Behlül..behlül gibiler kimlerdir? zoru görünce, işine gelmeyince kaçan erkekler, korkak, zayıf erkekler! her şeyi yapayım edeyim ama bana bir şey olmasın diyen kaypak erkekler, kendisi de farkında ve söyledi zaten şerefsiz olduğunu. isteğimi alayım ama ben sana bir şey vermeyim diyen erkekler. çetin özder' in de behlül karakterine sahip olduğu finalle birlikte anlaşılmış oldu.
son aşkı memnu yorumları ...
görüntü ve oyuncuların kalitesi süperdi. arada kaçan küçük ayrıntılar dışında.
bihter elinden gelenin en cesurunu yaptı fakat yine de kazanamadı. karşıdaki adam korkak olunca...
beşir ölürken en doğrusunu yaptı ve o yükle gitmedi. herşey için çok geç olsa da...
kurgu süperdi bunu geçmemek gerek.
son iki ayda izlemeye başladığım bir diziydi. bu son üç hafta içerisinde dizide özellikle bihter'in bozulan psikolojisi ve behlül'e duyduğu aşktan dolayı girdiği çaresizliği çok güzel verdi.
son dakika ya kadar gerilimi tavan yaptırdı.
keşke, ''sen benim oğlumdun'' gibi ya da son dakikada verilen itiraf gibi klişeler olmasaydı daha iyi olabilirdi sanıyorum.

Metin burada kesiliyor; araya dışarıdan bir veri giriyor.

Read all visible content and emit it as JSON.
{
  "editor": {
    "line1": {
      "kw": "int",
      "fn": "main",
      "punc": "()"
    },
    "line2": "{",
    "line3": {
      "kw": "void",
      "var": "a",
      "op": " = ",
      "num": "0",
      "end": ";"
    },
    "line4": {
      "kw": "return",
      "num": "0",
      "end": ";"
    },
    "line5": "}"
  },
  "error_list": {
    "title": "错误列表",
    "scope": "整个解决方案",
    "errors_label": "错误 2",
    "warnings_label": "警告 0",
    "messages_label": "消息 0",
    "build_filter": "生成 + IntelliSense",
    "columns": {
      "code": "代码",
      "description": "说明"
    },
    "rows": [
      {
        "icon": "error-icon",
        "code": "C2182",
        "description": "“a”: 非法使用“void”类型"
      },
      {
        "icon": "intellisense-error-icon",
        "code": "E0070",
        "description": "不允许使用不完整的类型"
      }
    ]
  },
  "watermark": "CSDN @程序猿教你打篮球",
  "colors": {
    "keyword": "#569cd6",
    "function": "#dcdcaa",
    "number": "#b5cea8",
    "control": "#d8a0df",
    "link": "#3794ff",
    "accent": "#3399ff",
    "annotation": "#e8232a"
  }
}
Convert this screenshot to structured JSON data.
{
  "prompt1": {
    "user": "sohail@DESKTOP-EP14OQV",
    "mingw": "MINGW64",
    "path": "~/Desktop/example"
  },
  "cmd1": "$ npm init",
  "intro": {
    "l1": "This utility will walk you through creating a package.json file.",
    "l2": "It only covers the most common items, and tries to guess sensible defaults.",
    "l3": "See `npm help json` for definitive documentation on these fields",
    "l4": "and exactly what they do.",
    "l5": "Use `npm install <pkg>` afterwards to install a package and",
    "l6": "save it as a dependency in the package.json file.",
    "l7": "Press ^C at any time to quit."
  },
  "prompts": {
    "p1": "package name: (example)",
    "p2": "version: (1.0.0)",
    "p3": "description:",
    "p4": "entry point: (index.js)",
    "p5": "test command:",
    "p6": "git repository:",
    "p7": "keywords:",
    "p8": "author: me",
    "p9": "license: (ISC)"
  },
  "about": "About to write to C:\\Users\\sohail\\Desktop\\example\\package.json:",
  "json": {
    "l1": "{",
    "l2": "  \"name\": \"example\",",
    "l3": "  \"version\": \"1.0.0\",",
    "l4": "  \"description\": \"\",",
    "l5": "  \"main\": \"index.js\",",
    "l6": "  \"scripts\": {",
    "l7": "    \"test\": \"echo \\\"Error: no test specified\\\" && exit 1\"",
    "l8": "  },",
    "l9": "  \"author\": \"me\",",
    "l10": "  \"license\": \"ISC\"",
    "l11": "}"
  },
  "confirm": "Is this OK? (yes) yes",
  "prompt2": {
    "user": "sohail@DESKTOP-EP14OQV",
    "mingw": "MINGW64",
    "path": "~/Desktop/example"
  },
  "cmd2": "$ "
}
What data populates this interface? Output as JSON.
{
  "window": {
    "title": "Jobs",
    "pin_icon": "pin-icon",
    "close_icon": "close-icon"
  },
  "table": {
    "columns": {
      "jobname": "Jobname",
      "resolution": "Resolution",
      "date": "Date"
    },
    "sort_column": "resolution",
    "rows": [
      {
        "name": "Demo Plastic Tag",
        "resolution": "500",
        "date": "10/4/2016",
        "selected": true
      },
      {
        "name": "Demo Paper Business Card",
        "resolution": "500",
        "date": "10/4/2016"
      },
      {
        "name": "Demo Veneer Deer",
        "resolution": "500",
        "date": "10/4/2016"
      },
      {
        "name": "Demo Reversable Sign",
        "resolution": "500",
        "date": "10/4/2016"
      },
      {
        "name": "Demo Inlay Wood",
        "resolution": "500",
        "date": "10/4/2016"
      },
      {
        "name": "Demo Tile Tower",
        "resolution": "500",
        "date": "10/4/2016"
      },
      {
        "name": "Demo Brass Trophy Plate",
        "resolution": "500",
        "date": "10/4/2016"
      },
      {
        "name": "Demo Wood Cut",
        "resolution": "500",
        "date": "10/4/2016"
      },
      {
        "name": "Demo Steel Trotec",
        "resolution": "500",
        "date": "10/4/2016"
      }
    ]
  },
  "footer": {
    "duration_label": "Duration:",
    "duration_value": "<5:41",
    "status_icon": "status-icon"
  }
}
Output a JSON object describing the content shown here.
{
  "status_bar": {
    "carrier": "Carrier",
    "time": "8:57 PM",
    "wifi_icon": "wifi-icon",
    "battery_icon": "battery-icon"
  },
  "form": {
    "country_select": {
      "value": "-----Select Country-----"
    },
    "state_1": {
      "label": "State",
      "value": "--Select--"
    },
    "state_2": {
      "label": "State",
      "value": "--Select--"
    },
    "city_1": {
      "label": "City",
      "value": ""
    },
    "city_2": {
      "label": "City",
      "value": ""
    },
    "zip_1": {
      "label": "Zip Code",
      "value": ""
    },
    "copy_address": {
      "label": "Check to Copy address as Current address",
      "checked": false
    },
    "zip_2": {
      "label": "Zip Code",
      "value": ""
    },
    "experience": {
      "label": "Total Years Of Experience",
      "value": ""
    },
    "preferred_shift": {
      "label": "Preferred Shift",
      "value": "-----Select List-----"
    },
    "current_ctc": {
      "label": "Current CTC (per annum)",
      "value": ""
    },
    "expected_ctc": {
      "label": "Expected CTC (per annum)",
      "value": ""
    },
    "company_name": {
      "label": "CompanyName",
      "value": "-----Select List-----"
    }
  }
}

ama buna rağmen firdevs evden çıkarken kameranın kayarak adnan'ın eve girişini göstermesi, bihter in odadan çıkarken aynada onun çıkışını göstermesi gibi çok incelikli çekimler dizinin en güzel yanıydı.
bu romanın konusu behlül'ün yakışıklılığı üzerine kurulmuştur.. böyle dalyan gibi olmasa ne nihal köpek olurdu peşinde, ne bihter, ne de diğer kızlar.. hayatları güllük gülistanlık olurdu. şöyle iki büklüm, tipsizin teki olsa 'behlülümüz' olurdu olsa olsa.. (bkz: sen bizim beşirimizsin).. allah'tan behlül'e verilmiş bir cezadır bu tip..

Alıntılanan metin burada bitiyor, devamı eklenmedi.